多くの人が職場などでマニュアルを読んだことがあるでしょう。私も数多くのマニュアルを目にしてきました。そうした経験から、一瞥して「これはダメだ」とわかるマニュアルがあることを発見しました。複数回のコピーを経て字や図表がかすれているマニュアルは、中身を読まなくても価値がないことがわかります。「見た目が良くなくても中身がしっかりしていればいいのでは?」と思う人もいるかもしれません。しかし、私が見てきた限りでは、コピーを繰り返して見た目が悪いマニュアルは、中身も誤字が多かったり内容に間違いがあったりでマニュアルとしての役割を果たしていませんでした。
本来、マニュアルは原本データが適切に管理されている必要があります。「適切に管理されている」というのは以下のような状態です。
・しかるべきスタッフにのみ編集権限が与えられている
・バージョン情報が記録されている
・旧バージョンがすべて保存されている
・どれが最新バージョンが一瞥してわかるようになっている
そして、原本データを印刷して使うようにして、印刷済のものをコピーはしないようにします。マニュアルを改訂した場合は、原本から最新版を印刷して配布し、旧バージョンの印刷済マニュアルはすべて廃棄します。こういった管理をしないで手元にある紙のマニュアルをコピーして使っていると、以下のような弊害が生まれます。
・字や図表がかすれて読みにくくなる
・最新版でないマニュアルを使うことによって誤っている個所が出てくる
「マニュアル通りに進めたらエラーが出てしまいました」「ああ、マニュアルのバージョンが古いんですね。今はこうするのが正解です」・・・似たような経験をした方は多いのではないでしょうか。絶対的「正」であるはずのマニュアルなのに、こういうことがあるとマニュアル使用者全体に「マニュアルには従わなくてもいい場合がある」という空気が浸透してしまいます。

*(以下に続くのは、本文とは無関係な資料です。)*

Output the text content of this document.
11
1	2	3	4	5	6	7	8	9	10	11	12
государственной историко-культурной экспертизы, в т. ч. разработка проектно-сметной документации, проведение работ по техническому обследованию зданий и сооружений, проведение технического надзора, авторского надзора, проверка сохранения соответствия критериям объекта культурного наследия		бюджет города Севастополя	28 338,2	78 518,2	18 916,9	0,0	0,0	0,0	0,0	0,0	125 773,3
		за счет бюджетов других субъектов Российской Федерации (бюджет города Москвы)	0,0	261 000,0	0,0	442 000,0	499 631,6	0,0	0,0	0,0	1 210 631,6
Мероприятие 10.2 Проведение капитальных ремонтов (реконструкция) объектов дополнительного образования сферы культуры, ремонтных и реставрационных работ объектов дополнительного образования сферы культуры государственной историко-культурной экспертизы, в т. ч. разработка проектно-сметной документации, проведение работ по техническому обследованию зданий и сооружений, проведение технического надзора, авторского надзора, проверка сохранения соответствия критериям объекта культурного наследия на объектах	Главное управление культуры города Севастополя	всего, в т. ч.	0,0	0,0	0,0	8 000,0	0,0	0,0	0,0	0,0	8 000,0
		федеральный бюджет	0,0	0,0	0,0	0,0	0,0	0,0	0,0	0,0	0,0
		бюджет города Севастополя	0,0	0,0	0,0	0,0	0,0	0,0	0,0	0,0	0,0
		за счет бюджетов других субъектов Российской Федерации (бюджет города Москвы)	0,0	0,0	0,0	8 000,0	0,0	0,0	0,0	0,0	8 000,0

マニュアルを何代もコピーして使う現場では、スタッフにマニュアルを大切にする意識が浸透していません。そのため、印刷されたものに誤字や誤りがあっても無頓着なのです。また、改訂版が発行されても入れ替えずに、手元の旧バージョンに手書きの修正を加えるなどして使い続けてしまいます。そういった現場では、まず最新版のマニュアルの原本データを印刷して旧バージョンと入れ替えてみましょう。そうすることによって、マニュアルに対する意識も高まるはずです。